I remember everything about that night

I remember everything about that night. I remember the stinging pain and the uncomfortable feel of it. I remember me screaming, begging for him to stop but him just continuing on eagerly. I remember where we were, what I was wearing, every ragged terrified breath I took, everything.

I didn't tell anyone about it. And ten years later, I still haven't told anyone. It's a secret I'm willing to keep locked inside my head until the time is right, if ever there is one.

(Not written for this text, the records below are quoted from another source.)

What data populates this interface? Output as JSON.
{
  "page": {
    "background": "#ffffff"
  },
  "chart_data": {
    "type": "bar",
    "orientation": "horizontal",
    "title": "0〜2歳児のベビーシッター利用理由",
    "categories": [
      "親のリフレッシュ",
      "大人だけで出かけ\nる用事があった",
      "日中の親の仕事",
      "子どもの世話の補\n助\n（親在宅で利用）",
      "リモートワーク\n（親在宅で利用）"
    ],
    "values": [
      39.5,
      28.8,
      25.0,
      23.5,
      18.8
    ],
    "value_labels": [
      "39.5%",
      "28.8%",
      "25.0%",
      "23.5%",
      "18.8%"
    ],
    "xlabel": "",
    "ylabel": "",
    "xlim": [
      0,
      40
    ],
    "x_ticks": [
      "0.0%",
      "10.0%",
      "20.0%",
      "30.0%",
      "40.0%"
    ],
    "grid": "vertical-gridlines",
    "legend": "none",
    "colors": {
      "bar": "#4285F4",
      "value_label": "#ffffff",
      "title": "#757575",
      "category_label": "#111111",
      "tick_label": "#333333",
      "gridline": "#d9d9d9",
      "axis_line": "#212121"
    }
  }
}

I have sometimes nightmares about it. Some of them are vague and hard to make out, but some of them feel so real I wake up terrified and covered in a thin layer of sweat. They all base around him coming back for me and trying for a second round.

Since that I night, I've never been able to commit myself to the opposite sex like I wanted to. I just couldn't trust them. And every time I let my barrier down slightly, I'd get these visions and my protective wall would come back up just as strong and fast as it was let down.

I'm sensitive to every touch, conscious of every accidental gentle brush of hand against hand when someone walks to close to you.

For a while even my family couldn't even hug me or pull away a strand piece of hair without me flinching.

I'd had a lot of thought about it, and looking back now, there probably was a thing or two that I could've done to stop it or prevent it. But what's done is done, and there's no way of changing it.

I hated the foul, inconsiderate, worthless pig that did this too me. For many years after that night I fantasized about what it would be like to wrap my hands around his throat and grasp the life out of him. But truth is, I never actually saw his face, and his voice was only a low hush. So I'd never be able to do this, because I didn't know who he was. I guess he planned it to be like that though. Easier.

That night was stuck with me forever. Burned into my brain so painfully it would be impossible to forget it. It made me stronger but also weaker. It was the night that changed me dramatically. Forever.